The Wainwright family has been farming for four generations, rearing dairy cows in Cheshire before Neil’s parents moved to Castle Farm, in Low Hesket.  
However, after milk prices collapsed in 2015, Neil diversified into managing an estate which grows grass and wheat, providing fuel for a large anaerobic digester in Penrith which produces power for the national grid.  
However, he bought a small number of Belted Galloway cattle to keep. 
When the pandemic struck in 2020, Neil’s daughter Connie returned to the family farm from London - where she worked in the pharmaceutical industry.  
“I kept in contact with colleagues down in London,” she said. “They were really interested in what was going on on the farm and so I started the Castle Belties Instagram for our Belted Galloway cattle and the following just grew from there.” 
One particularly successful Instagram reel featured Neil scratching a bull’s back accompanied by Thin Lizzy’s The Boys are Back in Town. The video garnered 250,000 views and helped grow Castle Belties’ Instagram audience to around 4,800. 

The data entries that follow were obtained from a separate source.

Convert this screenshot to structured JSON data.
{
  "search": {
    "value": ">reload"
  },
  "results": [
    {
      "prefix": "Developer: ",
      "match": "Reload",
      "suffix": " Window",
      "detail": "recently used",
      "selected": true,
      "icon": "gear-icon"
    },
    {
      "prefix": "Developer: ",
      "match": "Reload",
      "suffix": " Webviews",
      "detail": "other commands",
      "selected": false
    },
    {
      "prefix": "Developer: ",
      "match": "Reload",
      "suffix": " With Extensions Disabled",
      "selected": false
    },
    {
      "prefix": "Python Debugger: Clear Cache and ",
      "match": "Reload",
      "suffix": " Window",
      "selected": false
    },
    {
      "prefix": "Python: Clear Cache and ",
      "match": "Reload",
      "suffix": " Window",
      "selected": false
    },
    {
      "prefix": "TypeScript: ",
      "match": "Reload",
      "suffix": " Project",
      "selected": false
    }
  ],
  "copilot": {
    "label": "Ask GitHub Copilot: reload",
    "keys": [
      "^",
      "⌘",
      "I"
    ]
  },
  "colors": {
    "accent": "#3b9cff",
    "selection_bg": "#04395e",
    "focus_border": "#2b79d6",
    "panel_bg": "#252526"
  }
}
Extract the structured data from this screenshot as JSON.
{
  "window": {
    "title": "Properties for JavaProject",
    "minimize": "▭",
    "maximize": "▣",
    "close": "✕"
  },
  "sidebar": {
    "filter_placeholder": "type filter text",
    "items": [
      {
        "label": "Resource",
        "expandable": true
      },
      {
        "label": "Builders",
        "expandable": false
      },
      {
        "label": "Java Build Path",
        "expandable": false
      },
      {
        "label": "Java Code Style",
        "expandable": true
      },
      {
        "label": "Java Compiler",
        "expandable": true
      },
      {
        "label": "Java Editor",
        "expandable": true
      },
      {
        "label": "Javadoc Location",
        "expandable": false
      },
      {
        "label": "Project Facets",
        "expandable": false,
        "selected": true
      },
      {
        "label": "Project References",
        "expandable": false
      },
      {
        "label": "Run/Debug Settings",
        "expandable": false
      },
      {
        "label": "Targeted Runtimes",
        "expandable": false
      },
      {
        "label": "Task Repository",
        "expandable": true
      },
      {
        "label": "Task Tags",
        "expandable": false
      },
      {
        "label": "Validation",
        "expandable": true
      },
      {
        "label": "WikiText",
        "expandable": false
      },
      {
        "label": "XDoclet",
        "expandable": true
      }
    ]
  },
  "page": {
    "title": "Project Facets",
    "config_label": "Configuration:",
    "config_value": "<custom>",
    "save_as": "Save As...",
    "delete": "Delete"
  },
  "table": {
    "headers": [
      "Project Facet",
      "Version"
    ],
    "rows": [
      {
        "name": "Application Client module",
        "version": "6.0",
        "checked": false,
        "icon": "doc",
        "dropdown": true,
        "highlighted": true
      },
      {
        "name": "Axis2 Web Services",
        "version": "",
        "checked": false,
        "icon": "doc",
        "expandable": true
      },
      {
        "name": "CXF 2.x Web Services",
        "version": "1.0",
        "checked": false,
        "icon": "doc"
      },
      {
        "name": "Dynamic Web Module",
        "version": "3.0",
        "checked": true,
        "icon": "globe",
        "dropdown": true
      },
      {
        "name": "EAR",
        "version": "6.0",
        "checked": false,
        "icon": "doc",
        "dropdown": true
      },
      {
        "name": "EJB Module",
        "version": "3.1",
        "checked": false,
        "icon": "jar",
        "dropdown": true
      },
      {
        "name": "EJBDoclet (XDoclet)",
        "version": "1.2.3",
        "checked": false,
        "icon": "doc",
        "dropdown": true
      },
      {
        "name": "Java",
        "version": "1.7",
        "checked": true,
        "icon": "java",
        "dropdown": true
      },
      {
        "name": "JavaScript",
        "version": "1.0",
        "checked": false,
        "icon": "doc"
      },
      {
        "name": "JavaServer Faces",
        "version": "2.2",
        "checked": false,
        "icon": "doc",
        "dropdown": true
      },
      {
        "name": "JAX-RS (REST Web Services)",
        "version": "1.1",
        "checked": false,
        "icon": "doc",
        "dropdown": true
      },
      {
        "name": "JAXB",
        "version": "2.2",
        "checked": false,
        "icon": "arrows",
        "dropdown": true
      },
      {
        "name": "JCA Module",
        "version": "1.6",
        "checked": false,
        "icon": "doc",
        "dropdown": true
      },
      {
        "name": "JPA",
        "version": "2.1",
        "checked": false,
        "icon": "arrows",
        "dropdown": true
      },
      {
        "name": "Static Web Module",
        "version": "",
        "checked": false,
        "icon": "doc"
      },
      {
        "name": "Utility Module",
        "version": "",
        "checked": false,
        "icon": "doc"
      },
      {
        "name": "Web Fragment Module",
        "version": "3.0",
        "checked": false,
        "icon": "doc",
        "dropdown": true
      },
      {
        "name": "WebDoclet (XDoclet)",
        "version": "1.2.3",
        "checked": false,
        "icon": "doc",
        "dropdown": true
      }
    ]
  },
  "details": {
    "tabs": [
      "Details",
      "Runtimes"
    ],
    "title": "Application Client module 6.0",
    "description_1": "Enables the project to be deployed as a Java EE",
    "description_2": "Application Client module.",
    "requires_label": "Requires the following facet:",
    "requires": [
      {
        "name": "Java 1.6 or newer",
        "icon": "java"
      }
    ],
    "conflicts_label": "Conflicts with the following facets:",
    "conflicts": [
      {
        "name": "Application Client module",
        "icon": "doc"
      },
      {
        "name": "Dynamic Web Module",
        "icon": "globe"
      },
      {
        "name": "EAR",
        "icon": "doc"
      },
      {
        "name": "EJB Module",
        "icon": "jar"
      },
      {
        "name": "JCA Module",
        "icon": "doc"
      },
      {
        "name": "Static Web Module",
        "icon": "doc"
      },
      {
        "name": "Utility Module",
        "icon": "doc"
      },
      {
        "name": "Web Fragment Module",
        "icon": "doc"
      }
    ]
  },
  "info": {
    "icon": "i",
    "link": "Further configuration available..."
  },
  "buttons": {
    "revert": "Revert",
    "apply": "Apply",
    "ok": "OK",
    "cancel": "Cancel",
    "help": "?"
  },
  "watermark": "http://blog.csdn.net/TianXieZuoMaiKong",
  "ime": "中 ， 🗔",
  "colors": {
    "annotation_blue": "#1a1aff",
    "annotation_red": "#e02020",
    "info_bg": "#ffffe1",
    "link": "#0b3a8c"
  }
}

The social media following on Facebook and Instagram spawned enquiries from people asking if they could buy the meat and the family began fulfilling orders up and down the country in December 2020. 
Connie says posts which seem to resonate particularly well with their target audience include those about animal welfare. "We try to farm as naturally as possible, by having grass fed stock which are well looked after in the winter," she said.  
"I think the main thing is showing that we farm in an ethical way. There's a lot of misinformation about farming in general, which is inaccurate, or based on US production systems. We really get the message across about how we farm in the UK, how we're passionate about our livestock and that you can really care for and respect your livestock and still eat them at the same time."